🤖 AI Summary
Existing single-image 3D human reconstruction methods suffer from insufficient geometric detail, multi-view inconsistency, and lack of direct articulation control. To address these limitations, we propose the first pose-conditioned 3D joint diffusion model that jointly models multi-view images and 3D Gaussian splatting (3DGS) representations, enabling A-pose initialization and arbitrary-pose retargeting. Furthermore, we introduce a cropping-aware camera-ray map-guided local refinement mechanism to enhance surface detail and geometric fidelity.
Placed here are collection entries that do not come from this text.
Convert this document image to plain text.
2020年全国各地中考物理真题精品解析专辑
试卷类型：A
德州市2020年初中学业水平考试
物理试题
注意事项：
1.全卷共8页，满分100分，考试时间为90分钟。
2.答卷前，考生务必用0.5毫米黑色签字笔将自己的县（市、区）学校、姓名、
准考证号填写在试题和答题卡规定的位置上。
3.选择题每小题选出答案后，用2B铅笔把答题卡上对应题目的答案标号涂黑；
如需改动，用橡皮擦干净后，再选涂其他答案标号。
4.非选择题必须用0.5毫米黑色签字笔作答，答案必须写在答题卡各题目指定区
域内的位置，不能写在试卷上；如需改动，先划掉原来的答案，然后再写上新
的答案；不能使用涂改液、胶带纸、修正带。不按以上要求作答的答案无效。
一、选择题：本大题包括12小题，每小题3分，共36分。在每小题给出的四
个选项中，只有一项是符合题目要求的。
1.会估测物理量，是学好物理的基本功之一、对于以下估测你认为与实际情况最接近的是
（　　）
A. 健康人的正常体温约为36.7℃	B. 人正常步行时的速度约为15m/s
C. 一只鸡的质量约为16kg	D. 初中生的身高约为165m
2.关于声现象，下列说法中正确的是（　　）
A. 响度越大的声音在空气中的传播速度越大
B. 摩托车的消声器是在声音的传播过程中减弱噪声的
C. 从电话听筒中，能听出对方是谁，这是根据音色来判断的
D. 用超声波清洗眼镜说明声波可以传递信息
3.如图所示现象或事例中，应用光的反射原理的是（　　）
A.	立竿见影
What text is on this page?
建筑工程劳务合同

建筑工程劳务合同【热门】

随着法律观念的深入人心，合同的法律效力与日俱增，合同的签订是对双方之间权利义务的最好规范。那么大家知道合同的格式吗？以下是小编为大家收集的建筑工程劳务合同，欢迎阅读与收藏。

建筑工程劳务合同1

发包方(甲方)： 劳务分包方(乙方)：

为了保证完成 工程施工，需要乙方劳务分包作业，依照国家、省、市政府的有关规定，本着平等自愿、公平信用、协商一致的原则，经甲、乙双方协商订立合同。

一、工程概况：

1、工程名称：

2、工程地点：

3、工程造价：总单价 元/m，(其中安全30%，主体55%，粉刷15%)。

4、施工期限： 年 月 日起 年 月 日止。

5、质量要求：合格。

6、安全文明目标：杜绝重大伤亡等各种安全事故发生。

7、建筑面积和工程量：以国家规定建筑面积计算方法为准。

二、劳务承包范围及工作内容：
Our method achieves state-of-the-art performance on both public benchmarks and in-the-wild images, significantly outperforming prior approaches in reconstruction accuracy, pose retargeting quality, and animation readiness. Crucially, the generated 3D model is directly bindable and animatable without post-processing—eliminating the need for manual skinning or optimization.
📝 Abstract
Existing methods for image-to-3D avatar generation struggle to produce highly detailed, animation-ready avatars suitable for real-world applications. We introduce AdaHuman, a novel framework that generates high-fidelity animatable 3D avatars from a single in-the-wild image. AdaHuman incorporates two key innovations: (1) A pose-conditioned 3D joint diffusion model that synthesizes consistent multi-view images in arbitrary poses alongside corresponding 3D Gaussian Splats (3DGS) reconstruction at each diffusion step; (2) A compositional 3DGS refinement module that enhances the details of local body parts through image-to-image refinement and seamlessly integrates them using a novel crop-aware camera ray map, producing a cohesive detailed 3D avatar. These components allow AdaHuman to generate highly realistic standardized A-pose avatars with minimal self-occlusion, enabling rigging and animation with any input motion. Extensive evaluation on public benchmarks and in-the-wild images demonstrates that AdaHuman significantly outperforms state-of-the-art methods in both avatar reconstruction and reposing. Code and models will be publicly available for research purposes.